Globalization does not come with a ruler, but with rules."
Barnett has been tinkering with these ideas since the late 1990s, but they
came into focus, not surprisingly, after Sept. 11, 2001. Three months later,
he was giving the first versions of a briefing that has now been heard by
hundreds of senior military officers. His concepts have spread so fast among
the military brass that when I was in Bahrain two weeks ago, I heard a
Barnett-style briefing from the commander of U.S. naval forces in the
Persian Gulf, Vice Adm. David Nichols. He outlined a strategy of encouraging
countries in the Middle East to move toward "connected" economies, orderly
"rule sets" and democratic political reform.

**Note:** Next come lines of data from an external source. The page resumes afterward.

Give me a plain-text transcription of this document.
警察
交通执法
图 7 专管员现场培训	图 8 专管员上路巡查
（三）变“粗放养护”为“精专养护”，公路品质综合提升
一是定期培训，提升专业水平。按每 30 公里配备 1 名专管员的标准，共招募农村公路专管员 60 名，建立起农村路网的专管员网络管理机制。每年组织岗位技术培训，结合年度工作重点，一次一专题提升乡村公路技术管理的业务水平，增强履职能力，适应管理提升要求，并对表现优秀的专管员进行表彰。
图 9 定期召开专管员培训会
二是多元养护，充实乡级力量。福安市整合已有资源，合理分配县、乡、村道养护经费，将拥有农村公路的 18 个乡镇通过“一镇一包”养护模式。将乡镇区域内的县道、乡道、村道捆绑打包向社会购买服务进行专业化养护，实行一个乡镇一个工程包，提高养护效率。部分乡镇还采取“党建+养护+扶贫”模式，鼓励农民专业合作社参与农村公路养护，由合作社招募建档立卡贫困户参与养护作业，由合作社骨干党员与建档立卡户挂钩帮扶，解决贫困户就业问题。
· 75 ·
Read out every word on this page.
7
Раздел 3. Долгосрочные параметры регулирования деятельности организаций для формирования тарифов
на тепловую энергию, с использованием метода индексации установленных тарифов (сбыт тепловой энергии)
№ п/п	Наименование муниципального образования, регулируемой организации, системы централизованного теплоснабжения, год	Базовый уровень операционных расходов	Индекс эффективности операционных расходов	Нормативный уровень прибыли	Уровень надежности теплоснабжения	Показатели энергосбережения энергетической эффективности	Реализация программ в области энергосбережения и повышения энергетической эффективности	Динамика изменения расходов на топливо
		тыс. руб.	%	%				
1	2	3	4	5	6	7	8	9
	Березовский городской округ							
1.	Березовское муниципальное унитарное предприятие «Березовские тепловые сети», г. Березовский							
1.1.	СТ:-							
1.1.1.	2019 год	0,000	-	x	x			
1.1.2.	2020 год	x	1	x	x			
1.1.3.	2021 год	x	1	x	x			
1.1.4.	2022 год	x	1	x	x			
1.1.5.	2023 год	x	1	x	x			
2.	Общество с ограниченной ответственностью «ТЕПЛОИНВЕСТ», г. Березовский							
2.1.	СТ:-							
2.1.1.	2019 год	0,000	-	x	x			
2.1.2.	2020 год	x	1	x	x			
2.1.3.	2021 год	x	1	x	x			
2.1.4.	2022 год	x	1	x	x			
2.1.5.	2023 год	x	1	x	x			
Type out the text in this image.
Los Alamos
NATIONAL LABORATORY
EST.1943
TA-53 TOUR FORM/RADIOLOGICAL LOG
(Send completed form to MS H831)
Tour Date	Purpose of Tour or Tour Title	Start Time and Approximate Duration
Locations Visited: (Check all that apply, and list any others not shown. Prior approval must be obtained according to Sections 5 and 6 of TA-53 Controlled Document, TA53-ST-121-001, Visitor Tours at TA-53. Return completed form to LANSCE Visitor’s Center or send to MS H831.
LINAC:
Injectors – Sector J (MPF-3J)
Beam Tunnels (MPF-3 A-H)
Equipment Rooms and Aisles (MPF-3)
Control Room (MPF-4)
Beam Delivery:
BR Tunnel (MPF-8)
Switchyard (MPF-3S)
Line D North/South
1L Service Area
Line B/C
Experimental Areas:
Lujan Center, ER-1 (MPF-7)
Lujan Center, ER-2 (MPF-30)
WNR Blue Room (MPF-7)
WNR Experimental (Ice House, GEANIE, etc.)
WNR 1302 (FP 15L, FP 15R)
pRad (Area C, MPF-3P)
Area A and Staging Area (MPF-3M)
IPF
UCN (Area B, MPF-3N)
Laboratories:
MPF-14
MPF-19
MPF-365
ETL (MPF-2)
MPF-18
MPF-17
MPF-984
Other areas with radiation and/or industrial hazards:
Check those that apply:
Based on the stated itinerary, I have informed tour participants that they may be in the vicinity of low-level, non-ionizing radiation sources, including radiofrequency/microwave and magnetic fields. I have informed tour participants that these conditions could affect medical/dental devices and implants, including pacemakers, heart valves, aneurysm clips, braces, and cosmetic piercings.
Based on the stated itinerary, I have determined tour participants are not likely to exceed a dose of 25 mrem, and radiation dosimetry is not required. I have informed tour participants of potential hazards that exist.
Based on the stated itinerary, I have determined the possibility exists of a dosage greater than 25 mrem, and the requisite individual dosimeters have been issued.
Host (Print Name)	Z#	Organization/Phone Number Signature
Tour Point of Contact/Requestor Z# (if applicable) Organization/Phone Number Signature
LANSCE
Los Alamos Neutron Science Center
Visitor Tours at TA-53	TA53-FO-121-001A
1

Barnett's ideas have been taken up by other military commands that must
reckon with disorder in the Gap, including those responsible for the Pacific
and Latin America. The Air Force has asked him to brief every new roster of
one-star generals, and the Navy has him lecture each year at the Naval War
College. And Barnett was the featured speaker last week at a meeting of the
Pentagon's high-level technology group, the Highlands Forum. With so many
officers buying books, "The Pentagon's New Map" has managed to sell more
than 50,000 copies.
So what does Barnett's strategy imply for the vexing problems of today,
such as Iraq and Iran? Barnett argued in his book that linking Iraq to the
Core is job No. 1. "Show me an Iraq that is as globally connected as an
Israel in 10 years and I will show you a Middle East that can never go back
to what it has been these past two decades -- overwhelmingly disconnected,
populated with dispirited youth, and enraged beyond our capacity for
understanding." Barnett would still like to see such an Iraq emerge as a
stabilizing local pillar, but he told me this week that the U.S. occupation
there has been so "totally snafu-ed" that Iraq may not be able to play that
role.
Barnett sees Iran as the potential bridge between Core and Gap in the
Middle East. He will argue in an article in the next issue of Esquire that
the United States should try to make Iran its local security partner in the
region, accepting its hegemony over a future Shiite-led Iraq and the Persian
Gulf. The alternative is a new Yalta-style fault line between East and West
-- one that could divide the West from emerging Core countries such as India
and China.
Visiting Iraq, as I did this month, you can see that the United States has
gotten itself into a heck of a mess in that part of the world. Reading
Barnett's book gave me a rare moment of hope that perhaps we can still think
ourselves out of these problems, rather than just shoot our way out.